Reportagem do TAB traz uma pista: a semente frutifica junto ao neonazismo brasileiro.
Herói no Telegram
Dias depois da prisão, em Santa Catarina, de um grupo de jovens acusados de compor uma célula neonazista, o atentado de Roberto Jefferson em resistência a uma ordem judicial foi celebrado em canais supremacistas na rede social Telegram como “um exemplo” a ser seguido por apoiadores de Jair Bolsonaro, especialmente com a proximidade do segundo turno das eleições presidenciais.

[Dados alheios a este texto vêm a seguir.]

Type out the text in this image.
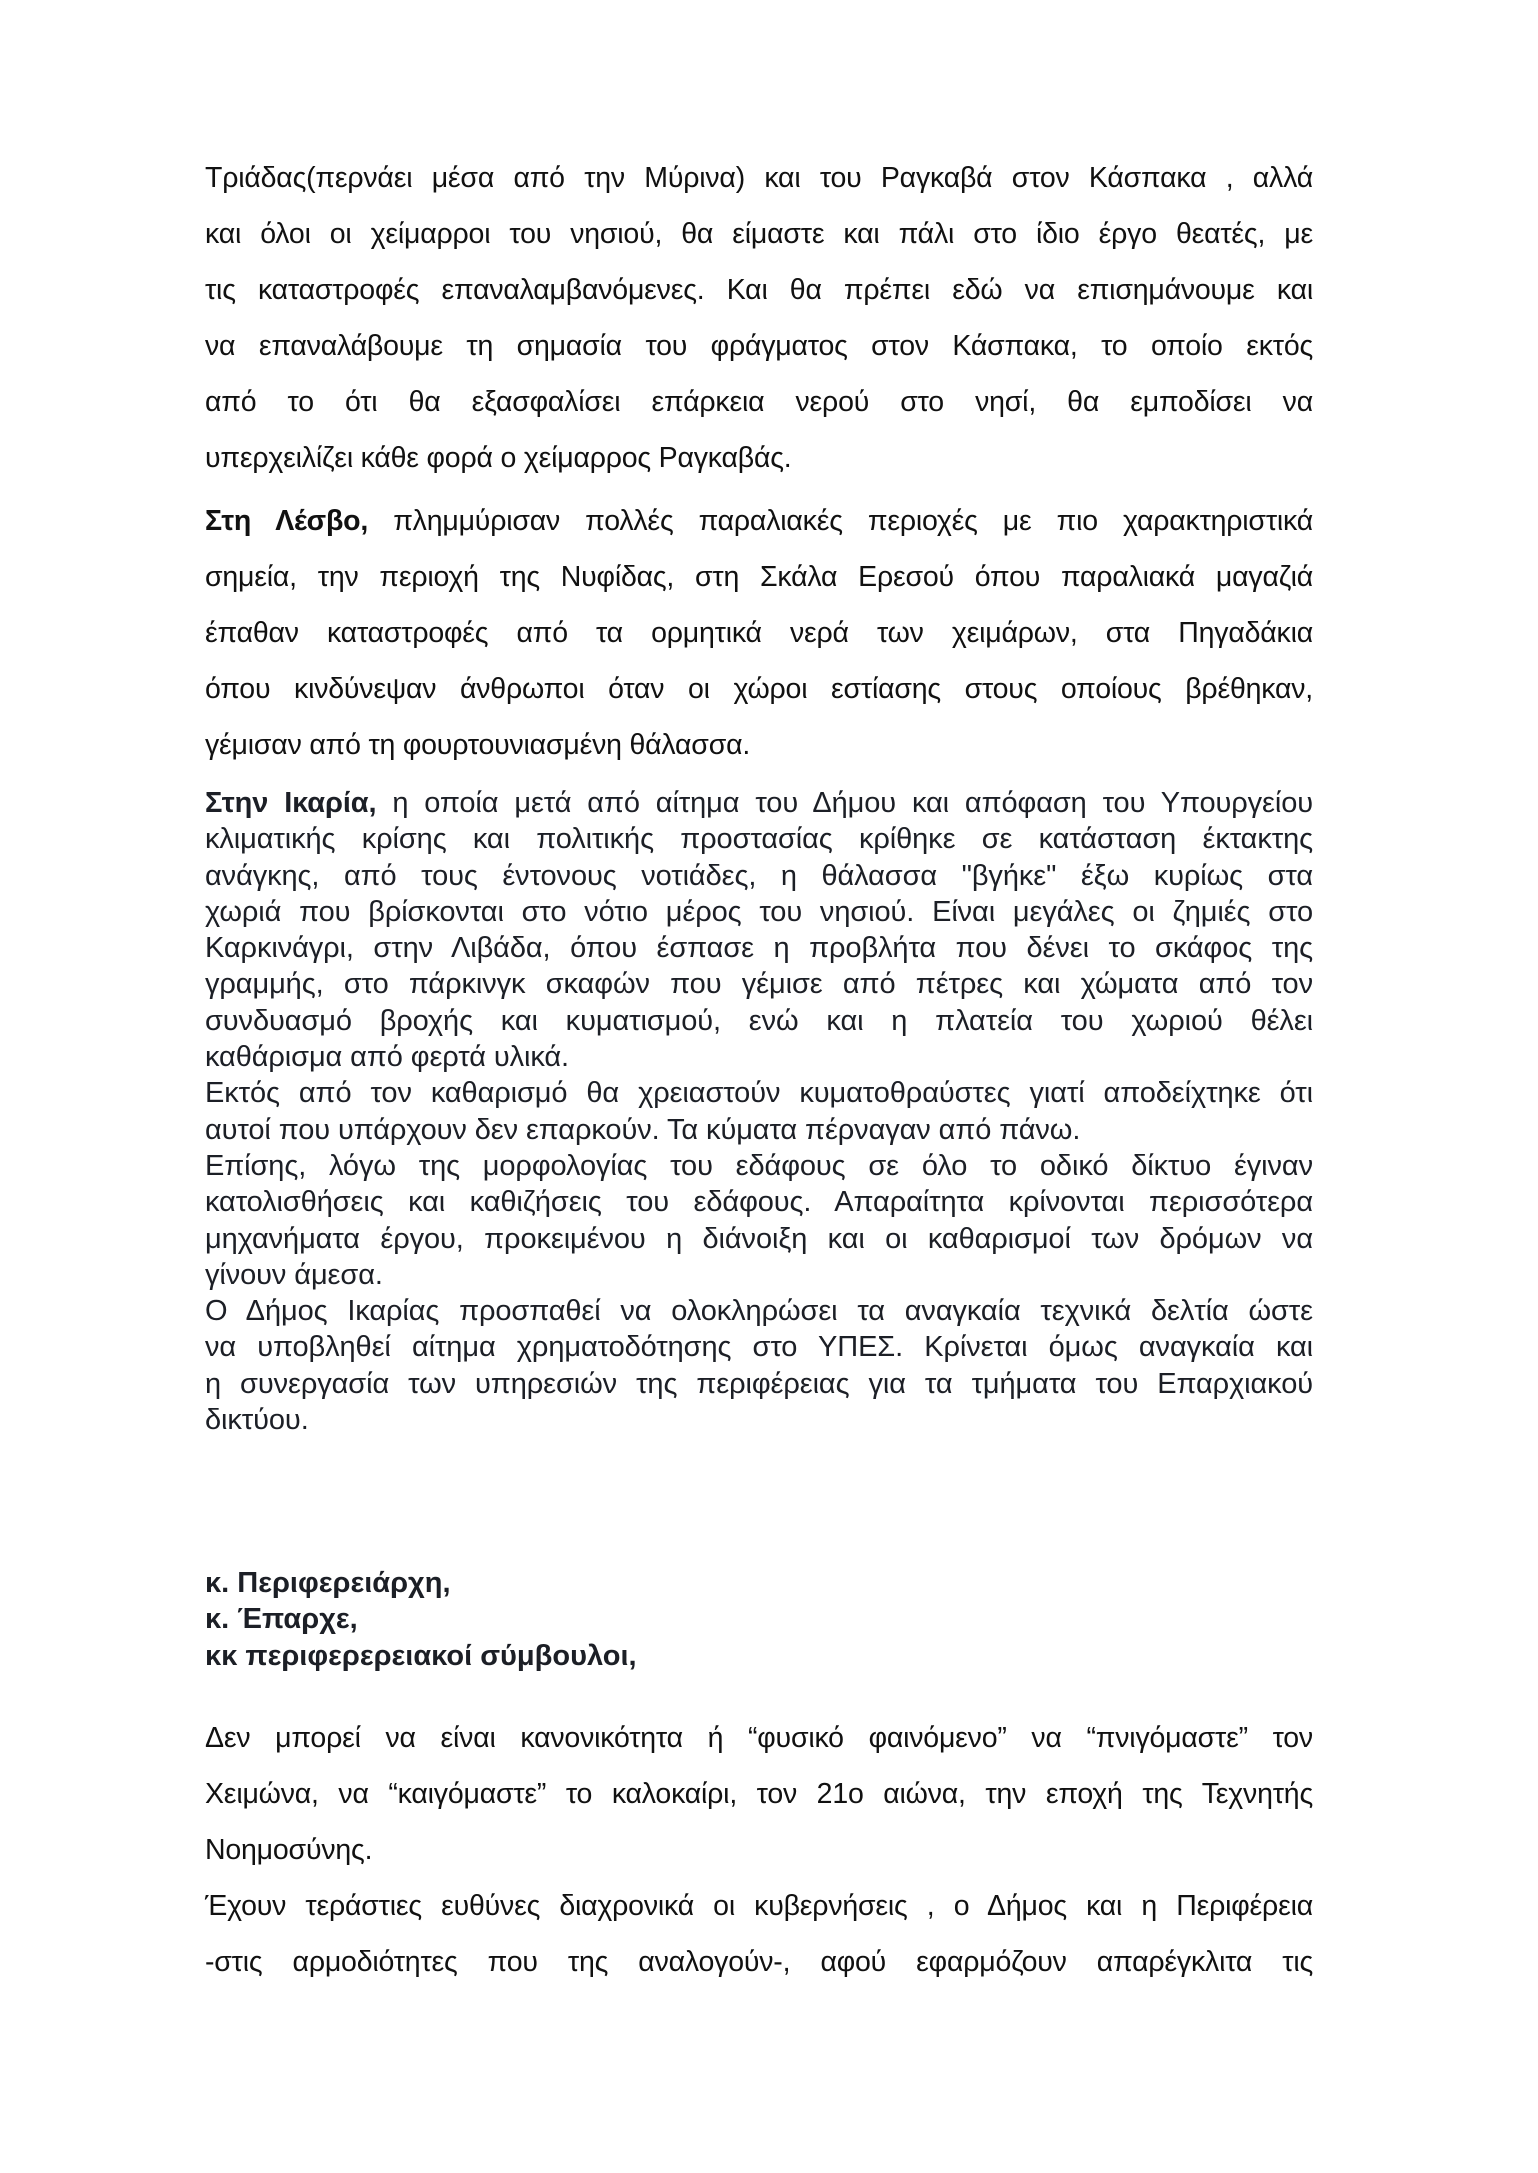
Τριάδας(περνάει μέσα από την Μύρινα) και του Ραγκαβά στον Κάσπακα , αλλά
και όλοι οι χείμαρροι του νησιού, θα είμαστε και πάλι στο ίδιο έργο θεατές, με
τις καταστροφές επαναλαμβανόμενες. Και θα πρέπει εδώ να επισημάνουμε και
να επαναλάβουμε τη σημασία του φράγματος στον Κάσπακα, το οποίο εκτός
από το ότι θα εξασφαλίσει επάρκεια νερού στο νησί, θα εμποδίσει να
υπερχειλίζει κάθε φορά ο χείμαρρος Ραγκαβάς.

Στη Λέσβο, πλημμύρισαν πολλές παραλιακές περιοχές με πιο χαρακτηριστικά
σημεία, την περιοχή της Νυφίδας, στη Σκάλα Ερεσού όπου παραλιακά μαγαζιά
έπαθαν καταστροφές από τα ορμητικά νερά των χειμάρων, στα Πηγαδάκια
όπου κινδύνεψαν άνθρωποι όταν οι χώροι εστίασης στους οποίους βρέθηκαν,
γέμισαν από τη φουρτουνιασμένη θάλασσα.

Στην Ικαρία, η οποία μετά από αίτημα του Δήμου και απόφαση του Υπουργείου
κλιματικής κρίσης και πολιτικής προστασίας κρίθηκε σε κατάσταση έκτακτης
ανάγκης, από τους έντονους νοτιάδες, η θάλασσα "βγήκε" έξω κυρίως στα
χωριά που βρίσκονται στο νότιο μέρος του νησιού. Είναι μεγάλες οι ζημιές στο
Καρκινάγρι, στην Λιβάδα, όπου έσπασε η προβλήτα που δένει το σκάφος της
γραμμής, στο πάρκινγκ σκαφών που γέμισε από πέτρες και χώματα από τον
συνδυασμό βροχής και κυματισμού, ενώ και η πλατεία του χωριού θέλει
καθάρισμα από φερτά υλικά.
Εκτός από τον καθαρισμό θα χρειαστούν κυματοθραύστες γιατί αποδείχτηκε ότι
αυτοί που υπάρχουν δεν επαρκούν. Τα κύματα πέρναγαν από πάνω.
Επίσης, λόγω της μορφολογίας του εδάφους σε όλο το οδικό δίκτυο έγιναν
κατολισθήσεις και καθιζήσεις του εδάφους. Απαραίτητα κρίνονται περισσότερα
μηχανήματα έργου, προκειμένου η διάνοιξη και οι καθαρισμοί των δρόμων να
γίνουν άμεσα.
Ο Δήμος Ικαρίας προσπαθεί να ολοκληρώσει τα αναγκαία τεχνικά δελτία ώστε
να υποβληθεί αίτημα χρηματοδότησης στο ΥΠΕΣ. Κρίνεται όμως αναγκαία και
η συνεργασία των υπηρεσιών της περιφέρειας για τα τμήματα του Επαρχιακού
δικτύου.

κ. Περιφερειάρχη,
κ. Έπαρχε,
κκ περιφερερειακοί σύμβουλοι,

Δεν μπορεί να είναι κανονικότητα ή “φυσικό φαινόμενο” να “πνιγόμαστε” τον
Χειμώνα, να “καιγόμαστε” το καλοκαίρι, τον 21ο αιώνα, την εποχή της Τεχνητής
Νοημοσύνης.

Έχουν τεράστιες ευθύνες διαχρονικά οι κυβερνήσεις , ο Δήμος και η Περιφέρεια
-στις αρμοδιότητες που της αναλογούν-, αφού εφαρμόζουν απαρέγκλιτα τις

Na maioria dos grupos de militância bolsonarista, alguns com mais de 30 mil membros, o apoio a Jefferson foi abraçado de início, mas abandonado após o pronunciamento do presidente repudiando o ato. Em contraponto, nos canais de extrema-direita do Telegram, onde circulam conteúdos misóginos, racistas e antissemitas, ele foi exaltado como herói.
“Muitos defendem em altos brados o uso de armas para defenderem suas vidas e propriedade, mas quando a teoria é aplicada à prática, revelam que não são menos dóceis e submissos que o próximo rebanho”, diz um texto assinado como “Orgulho Branco”. “Leis não são sagradas, mas os princípios sim”, acrescenta.
Segundo a reportagem, parte dos grupos neonazistas não apoia Bolsonaro, mas o ataque de Jefferson “rompeu a bolha” e foi bem recebido por usuários mais radicalizados. Vídeos comparando o ex-deputado ao personagem Scarface e exaltando-o como herói nacional ganharam curtidas e aplausos.
Pegar em armas
Alguns membros dos grupos receberam a notícia como uma convocação para se armarem e partirem para a ação. “Fico no aguardo dos próximos episódios, talvez tenhamos que nos envolver pessoalmente nessa história, muito além dos votos e dos memes”, escreveu um deles. “Aconselho quem não tem, tirar seu CAC enquanto pode”, sugeriu outro. CAC é a licença de posse e porte de armas para colecionadores, atiradores esportivos e caçadores.
Canais que já tinham um discurso violento usaram o caso para subir o tom de seu racismo e antissemitismo. Em 2021, Roberto Jefferson postou conteúdo antissemita no Instagram, associando os judeus a infanticídio.
Para o sociólogo Michel Gherman, professor da UFRJ e pesquisador do Centro de Estudos do Antissemitismo da Universidade Hebraica de Jerusalém, o ataque de Jefferson à PF “foi uma sinalização” para que grupos extremistas “pudessem colocar seus planos de radicalização em marcha”. “Segundo Gherman, Jefferson se tornou um amálgama de símbolos caros a grupos extremistas (o culto às armas, o antissemitismo e a misoginia), desde passou a ser um defensor ferrenho de Bolsonaro”.
Explode o neonazismo no Brasil
Em pouco mais de dois anos (janeiro de 2019 a maio de 2021), o registro de grupos neonazistas no Brasil cresceu 270%, com 530 grupo mapeados, que podem reunir até 10 mil pessoas.